Here's an interesting fact. When you started reading this review, you were in the past. The sentence you're reading now takes place in the present, but before you finish it, it will have been in the future. This is the sort of logic gaming that playwrights Joey Rizzolo and Christopher Loar enjoy humorously tripping through, but the presentation between their two plays is miles apart and serves as a perfect example of the variety one finds in any given night with the New York Neo-Futurists. Rizzolo's "Tempus Umbra" uses a shadow-play format and a snappy, pattering dialogue to discuss existence and time-travel; Loar's "The Theoretical Physics of Procrastination," features three deadpan and dour (though there is a dance break) versions of Loar (two pre-recorded on the televisions rubbling the stage, all dubbed with a Robotic Hawking voice) discussing the "undeniable reality that this play has indeed already been written."
Of course, not everything always hits home. Adam Smith's "Box" gets points for establishing a creepy, crank-flashlight-powered atmosphere as he detoxes from his digital dependence in an electric-less future, but his conclusion about what really matters is perhaps a little too cute or twee -- a consequence, perhaps, of trying to distill deep thoughts into a fifteen-minute short. Likewise, there are some good jokes (and unbridled performances from the playwrights) in Daniel McCoy and Ricardo Gamboa's self-explanatorily titled "An Introduction to the Future of an Expanding Universe as Applicable to Queer Culture, Pop Culture, and Culture Club," but here's a campy theme that perhaps runs on a little too long.
Timing issues aside, On the Future still serves as an excellent showcase of the Neo-Futurist aesthetic, and proves that while it's possible they may someday run out of ideas -- in the future, anything is possible -- they're still scratching the aesthetic surface in the present.
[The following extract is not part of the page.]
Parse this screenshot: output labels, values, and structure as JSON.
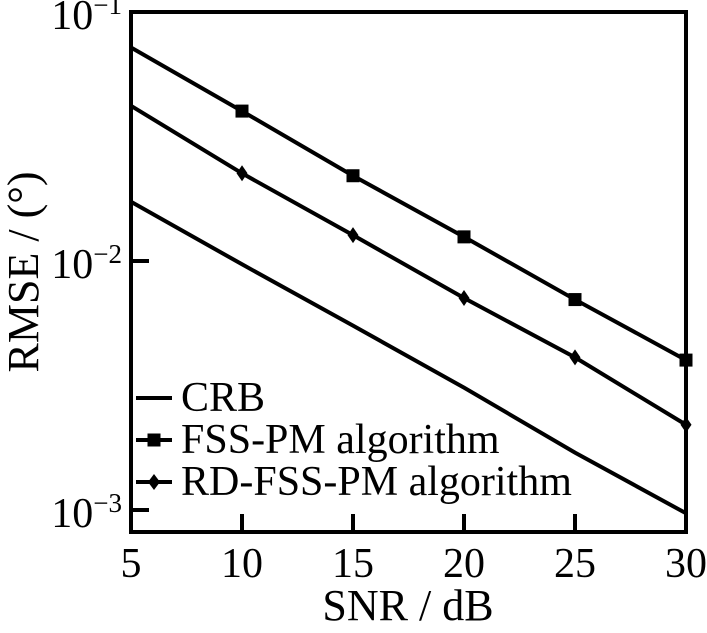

Even a piece like Eevin Hartsough's informative "(Y)Our IMMEDIATE Survival Strategy," which has shades of a bit from a previous show of theirs -- (un)afraid -- has an entirely original (and clever) presentation, in the way it incorporates bits of fear-mongering TV clips from the past to warn us about the future. If you take Hartsough's word (and mine) for it, there are two things that are guaranteed about that future: In the future, something will happen. And if that something is you spending eighty minutes at On the Future, that'll be a good something.